用标出性来解释语言学这种二元对立之不平衡,是上世纪三十年代布拉格学派的俄国学者特鲁别茨柯伊(Nikolai Trubetzkoy)在给他的朋友雅科布森(Roman Jakobson)的信中提出的。特鲁别茨柯伊是音位学的创始人,而雅科布森是现代符号语言学发展史上的关键人物,他们的讨论受到语言学界高度重视。但至今这个问题的讨论还是局限于语言学界。
标出性这个术语,中国语言学界一直译作“标记性”。“标记”的汉语词意义过于宽泛,容易出现误解误用(例如:风格标记,文体标记,标记性建筑等)。西语中也有这问题,marking/marked,都是常用词,容易误会,因此乔姆斯基建议一个特殊术语 markedness。此术语应当译为“被标记性”,译词过于累赘。因此我建议:这一系列术语的汉语对应词都改用“标出”与“标出性”:“标出”此汉语词简洁而少歧义,而且兼有markedness的被动意义。
当对立的两项之间不对称,出现次数较少的一项,就是“标出项“(the marked),而对立的使用较多的那一项,就是”非标出项“(the unmarked)。因此,非标出项,就是正常项。关于标出性的研究,就是找出对立项用多用少的规律。

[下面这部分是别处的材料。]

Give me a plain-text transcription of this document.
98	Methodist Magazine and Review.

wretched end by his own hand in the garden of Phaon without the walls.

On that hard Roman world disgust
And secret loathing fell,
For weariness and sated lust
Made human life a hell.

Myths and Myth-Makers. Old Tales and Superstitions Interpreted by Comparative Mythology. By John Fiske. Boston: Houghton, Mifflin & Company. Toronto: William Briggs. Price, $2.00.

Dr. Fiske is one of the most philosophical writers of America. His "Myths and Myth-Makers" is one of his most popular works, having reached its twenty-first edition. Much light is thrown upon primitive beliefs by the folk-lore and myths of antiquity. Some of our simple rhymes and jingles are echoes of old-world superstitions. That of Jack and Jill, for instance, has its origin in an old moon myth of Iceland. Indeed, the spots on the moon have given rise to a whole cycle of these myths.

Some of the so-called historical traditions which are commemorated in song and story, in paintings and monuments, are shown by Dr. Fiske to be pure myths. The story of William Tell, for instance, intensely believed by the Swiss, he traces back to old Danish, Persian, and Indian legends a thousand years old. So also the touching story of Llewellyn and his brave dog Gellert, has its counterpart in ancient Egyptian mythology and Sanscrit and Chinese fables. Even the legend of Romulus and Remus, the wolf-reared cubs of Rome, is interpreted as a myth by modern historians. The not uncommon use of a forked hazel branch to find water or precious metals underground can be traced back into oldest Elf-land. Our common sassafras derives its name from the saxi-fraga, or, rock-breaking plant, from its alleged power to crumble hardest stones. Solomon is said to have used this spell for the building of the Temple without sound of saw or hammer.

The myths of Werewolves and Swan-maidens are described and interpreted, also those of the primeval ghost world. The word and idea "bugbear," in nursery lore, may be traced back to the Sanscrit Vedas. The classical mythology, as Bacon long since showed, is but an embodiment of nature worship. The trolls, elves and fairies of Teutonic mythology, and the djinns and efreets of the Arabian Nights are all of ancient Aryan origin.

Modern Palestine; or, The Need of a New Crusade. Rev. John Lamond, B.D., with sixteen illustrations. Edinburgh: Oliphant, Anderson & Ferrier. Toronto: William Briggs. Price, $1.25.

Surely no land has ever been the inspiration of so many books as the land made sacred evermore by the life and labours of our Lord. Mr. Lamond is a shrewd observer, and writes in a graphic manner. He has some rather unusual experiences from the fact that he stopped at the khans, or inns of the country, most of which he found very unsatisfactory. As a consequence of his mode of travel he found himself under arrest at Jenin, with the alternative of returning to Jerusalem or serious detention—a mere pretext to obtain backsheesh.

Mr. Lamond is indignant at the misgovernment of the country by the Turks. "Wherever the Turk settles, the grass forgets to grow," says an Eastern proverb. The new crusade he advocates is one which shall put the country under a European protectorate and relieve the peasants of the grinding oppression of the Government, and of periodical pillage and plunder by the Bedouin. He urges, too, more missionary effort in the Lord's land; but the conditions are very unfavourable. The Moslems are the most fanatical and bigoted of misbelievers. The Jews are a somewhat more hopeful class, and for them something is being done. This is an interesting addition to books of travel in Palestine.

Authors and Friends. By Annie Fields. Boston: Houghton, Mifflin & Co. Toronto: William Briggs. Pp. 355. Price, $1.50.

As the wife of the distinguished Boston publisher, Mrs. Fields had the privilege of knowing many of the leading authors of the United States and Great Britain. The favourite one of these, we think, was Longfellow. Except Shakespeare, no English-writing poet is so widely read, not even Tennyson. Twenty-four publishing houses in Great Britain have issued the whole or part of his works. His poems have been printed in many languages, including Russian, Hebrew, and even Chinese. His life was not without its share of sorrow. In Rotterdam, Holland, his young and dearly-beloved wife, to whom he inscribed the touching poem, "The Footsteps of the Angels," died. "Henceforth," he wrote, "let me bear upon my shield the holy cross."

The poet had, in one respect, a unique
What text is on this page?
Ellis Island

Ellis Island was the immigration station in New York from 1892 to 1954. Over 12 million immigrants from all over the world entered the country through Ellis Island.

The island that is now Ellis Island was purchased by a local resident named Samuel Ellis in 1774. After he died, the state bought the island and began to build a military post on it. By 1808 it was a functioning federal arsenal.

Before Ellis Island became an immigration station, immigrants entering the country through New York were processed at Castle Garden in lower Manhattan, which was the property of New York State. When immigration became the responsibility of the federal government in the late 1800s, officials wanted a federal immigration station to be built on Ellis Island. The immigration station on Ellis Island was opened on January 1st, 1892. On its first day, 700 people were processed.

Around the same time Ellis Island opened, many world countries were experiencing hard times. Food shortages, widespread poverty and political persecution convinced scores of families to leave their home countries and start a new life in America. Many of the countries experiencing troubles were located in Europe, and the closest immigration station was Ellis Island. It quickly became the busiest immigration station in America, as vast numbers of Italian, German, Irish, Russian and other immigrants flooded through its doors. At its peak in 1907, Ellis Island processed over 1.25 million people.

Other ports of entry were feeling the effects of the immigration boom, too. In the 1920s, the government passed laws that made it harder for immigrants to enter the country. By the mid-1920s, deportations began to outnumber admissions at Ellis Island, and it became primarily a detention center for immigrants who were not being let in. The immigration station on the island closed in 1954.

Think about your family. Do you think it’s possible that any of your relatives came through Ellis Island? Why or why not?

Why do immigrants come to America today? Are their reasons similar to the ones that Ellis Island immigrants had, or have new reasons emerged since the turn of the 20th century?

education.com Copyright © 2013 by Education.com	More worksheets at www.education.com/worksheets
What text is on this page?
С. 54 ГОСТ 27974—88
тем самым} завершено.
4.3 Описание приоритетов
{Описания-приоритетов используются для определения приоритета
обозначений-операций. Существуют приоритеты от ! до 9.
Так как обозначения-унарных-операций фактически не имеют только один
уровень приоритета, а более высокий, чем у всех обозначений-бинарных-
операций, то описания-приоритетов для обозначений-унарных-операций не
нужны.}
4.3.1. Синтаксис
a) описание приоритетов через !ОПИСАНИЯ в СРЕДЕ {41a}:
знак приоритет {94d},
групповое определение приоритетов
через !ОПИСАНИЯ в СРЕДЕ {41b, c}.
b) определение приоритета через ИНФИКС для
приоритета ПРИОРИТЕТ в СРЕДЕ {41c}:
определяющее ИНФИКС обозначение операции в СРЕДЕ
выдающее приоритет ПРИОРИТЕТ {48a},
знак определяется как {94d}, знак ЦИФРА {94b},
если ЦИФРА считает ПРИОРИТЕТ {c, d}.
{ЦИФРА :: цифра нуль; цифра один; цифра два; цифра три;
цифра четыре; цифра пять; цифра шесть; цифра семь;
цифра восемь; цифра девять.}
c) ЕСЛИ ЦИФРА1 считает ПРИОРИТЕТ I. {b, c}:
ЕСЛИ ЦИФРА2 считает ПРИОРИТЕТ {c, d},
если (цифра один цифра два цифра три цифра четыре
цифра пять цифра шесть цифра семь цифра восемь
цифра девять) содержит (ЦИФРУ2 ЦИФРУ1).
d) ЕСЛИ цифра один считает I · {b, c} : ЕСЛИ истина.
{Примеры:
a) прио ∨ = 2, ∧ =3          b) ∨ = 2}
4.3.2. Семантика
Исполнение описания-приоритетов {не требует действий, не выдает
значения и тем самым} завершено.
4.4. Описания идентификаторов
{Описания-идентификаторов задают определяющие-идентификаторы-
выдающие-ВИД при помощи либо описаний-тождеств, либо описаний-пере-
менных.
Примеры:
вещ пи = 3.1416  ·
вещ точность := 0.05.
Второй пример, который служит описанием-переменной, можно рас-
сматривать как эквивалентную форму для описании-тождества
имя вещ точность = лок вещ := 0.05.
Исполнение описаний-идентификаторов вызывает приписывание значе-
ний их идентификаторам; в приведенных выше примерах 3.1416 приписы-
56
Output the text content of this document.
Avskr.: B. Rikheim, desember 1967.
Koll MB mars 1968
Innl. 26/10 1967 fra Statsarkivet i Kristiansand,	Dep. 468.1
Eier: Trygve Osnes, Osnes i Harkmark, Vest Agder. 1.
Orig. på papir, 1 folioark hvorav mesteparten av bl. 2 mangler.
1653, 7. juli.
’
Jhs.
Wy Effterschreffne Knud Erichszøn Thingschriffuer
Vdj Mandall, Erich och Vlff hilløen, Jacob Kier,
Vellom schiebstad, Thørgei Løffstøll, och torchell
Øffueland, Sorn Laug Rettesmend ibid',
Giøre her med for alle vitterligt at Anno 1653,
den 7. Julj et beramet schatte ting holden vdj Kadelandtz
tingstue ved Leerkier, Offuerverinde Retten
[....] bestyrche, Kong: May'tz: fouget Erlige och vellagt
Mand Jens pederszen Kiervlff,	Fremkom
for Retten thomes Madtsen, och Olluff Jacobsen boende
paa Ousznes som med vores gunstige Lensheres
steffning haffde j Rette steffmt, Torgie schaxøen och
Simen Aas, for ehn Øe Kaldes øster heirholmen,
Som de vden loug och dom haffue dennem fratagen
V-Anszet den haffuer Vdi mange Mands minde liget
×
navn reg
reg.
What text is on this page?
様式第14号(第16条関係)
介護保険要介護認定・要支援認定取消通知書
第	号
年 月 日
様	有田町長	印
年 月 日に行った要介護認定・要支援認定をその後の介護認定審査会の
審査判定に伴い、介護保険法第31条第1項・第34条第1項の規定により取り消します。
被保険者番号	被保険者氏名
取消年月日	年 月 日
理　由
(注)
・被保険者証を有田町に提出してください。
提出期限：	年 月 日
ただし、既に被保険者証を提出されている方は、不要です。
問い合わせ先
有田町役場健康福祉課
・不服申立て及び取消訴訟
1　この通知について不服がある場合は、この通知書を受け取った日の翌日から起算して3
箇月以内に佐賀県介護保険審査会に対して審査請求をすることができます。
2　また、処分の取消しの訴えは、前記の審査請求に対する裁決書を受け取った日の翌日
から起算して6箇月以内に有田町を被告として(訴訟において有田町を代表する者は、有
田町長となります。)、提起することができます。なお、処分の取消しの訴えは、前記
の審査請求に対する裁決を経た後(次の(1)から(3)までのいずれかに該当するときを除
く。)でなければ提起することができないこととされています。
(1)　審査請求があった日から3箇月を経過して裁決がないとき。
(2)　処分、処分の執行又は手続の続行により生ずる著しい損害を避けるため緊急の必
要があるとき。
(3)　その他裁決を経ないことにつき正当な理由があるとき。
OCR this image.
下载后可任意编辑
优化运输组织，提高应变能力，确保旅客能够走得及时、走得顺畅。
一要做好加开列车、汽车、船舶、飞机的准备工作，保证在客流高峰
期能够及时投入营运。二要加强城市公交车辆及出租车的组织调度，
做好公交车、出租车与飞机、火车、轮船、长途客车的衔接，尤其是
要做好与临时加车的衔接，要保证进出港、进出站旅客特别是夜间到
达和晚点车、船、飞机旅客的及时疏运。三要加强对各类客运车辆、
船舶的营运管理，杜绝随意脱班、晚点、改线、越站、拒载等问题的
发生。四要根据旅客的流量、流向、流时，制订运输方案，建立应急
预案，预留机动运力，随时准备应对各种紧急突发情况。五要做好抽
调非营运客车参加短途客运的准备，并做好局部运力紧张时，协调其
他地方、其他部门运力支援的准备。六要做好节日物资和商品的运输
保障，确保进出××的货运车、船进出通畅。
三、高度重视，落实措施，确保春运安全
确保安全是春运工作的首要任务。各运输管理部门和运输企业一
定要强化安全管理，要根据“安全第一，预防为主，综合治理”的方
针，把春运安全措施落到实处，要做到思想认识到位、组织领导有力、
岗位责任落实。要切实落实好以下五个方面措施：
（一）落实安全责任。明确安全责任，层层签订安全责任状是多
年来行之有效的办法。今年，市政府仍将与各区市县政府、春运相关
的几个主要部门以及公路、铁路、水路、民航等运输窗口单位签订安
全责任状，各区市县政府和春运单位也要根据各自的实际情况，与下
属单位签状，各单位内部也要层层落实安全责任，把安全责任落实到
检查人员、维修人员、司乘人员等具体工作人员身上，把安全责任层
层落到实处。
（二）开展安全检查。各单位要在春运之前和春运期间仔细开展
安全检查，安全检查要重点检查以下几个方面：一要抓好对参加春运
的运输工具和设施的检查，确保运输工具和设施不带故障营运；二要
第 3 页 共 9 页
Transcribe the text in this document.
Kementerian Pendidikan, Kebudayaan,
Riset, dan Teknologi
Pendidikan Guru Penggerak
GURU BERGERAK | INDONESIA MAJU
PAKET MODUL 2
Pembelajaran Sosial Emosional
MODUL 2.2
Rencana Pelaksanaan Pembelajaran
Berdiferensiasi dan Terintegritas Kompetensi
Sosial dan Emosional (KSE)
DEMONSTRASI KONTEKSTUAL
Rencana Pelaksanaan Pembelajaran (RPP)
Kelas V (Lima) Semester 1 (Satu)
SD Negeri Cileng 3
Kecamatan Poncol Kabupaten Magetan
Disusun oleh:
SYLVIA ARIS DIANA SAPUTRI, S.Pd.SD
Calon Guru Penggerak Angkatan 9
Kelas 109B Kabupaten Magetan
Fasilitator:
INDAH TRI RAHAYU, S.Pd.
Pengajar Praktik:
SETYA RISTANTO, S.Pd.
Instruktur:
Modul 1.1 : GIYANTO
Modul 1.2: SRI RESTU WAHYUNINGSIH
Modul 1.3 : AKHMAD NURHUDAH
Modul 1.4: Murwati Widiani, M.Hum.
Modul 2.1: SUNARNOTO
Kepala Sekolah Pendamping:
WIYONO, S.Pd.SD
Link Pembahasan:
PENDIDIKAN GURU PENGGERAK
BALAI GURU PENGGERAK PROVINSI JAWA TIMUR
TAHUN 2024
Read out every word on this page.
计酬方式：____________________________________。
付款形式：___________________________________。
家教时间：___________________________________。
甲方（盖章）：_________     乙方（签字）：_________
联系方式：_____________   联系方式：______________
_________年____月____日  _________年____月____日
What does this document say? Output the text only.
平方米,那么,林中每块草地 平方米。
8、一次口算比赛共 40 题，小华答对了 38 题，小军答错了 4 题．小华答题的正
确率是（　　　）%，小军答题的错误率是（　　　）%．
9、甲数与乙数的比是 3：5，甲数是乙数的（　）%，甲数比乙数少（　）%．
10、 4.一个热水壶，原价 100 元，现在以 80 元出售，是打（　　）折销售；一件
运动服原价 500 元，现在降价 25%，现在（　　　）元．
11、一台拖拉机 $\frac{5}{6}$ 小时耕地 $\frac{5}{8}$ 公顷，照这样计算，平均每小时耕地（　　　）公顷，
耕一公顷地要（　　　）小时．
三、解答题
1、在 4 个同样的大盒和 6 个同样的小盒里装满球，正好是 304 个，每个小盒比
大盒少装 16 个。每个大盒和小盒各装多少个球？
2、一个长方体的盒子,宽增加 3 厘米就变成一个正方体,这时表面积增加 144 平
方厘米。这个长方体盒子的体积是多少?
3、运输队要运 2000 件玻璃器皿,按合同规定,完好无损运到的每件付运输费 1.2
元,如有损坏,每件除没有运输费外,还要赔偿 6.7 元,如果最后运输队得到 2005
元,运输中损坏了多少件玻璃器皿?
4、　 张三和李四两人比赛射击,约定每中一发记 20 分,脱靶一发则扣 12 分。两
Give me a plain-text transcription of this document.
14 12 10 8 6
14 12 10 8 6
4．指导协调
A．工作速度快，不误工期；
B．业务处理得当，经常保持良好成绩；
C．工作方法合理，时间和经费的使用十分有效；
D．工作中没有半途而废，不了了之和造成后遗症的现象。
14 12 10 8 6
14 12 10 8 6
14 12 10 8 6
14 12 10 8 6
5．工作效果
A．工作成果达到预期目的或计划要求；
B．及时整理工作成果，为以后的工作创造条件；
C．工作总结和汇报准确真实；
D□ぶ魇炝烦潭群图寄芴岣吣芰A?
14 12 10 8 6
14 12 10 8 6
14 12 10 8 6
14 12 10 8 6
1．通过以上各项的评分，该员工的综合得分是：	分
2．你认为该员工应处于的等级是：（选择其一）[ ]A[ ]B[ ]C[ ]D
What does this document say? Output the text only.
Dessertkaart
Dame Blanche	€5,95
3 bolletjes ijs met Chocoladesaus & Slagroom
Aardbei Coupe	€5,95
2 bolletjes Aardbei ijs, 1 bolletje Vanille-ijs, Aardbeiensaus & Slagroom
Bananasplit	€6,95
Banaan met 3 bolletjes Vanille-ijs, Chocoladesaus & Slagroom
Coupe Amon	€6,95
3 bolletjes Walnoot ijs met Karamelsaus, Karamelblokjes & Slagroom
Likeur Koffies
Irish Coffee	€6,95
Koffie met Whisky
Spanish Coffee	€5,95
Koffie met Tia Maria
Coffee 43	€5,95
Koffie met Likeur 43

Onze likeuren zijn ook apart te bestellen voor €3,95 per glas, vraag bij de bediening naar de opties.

特鲁别茨柯伊发现,在对立的清浊辅音,如 p-b,t-d, s-z, f-v 等中,两项之间有相当清晰的不对称现象:浊辅音因为发音器官多一项运动,从而“被积极地标出”(actively marked),其结果是浊辅音使用次数较少。因此,特鲁别茨柯伊把标出性定义为“两个对立项中比较不常用的一项具有的特别品质”。检查一下就可以发现:浊辅音的确使用频率相对较少,这个现象在全世界的各种语言中,非常恒定地出现,可见其中有不可忽视的规律。
此后语言学家在语言学各个领域中考察研究标出性,已经有大半个世纪之久,在很多语言现象中发现标出性。总结关于长达 80 年的热烈讨论,很多语言学家指出,标出现象混乱,至今理论上难以总结。有语言学家建议干脆放弃这个研究课题,因为不对称的情况太复杂,原因太多,说不清楚。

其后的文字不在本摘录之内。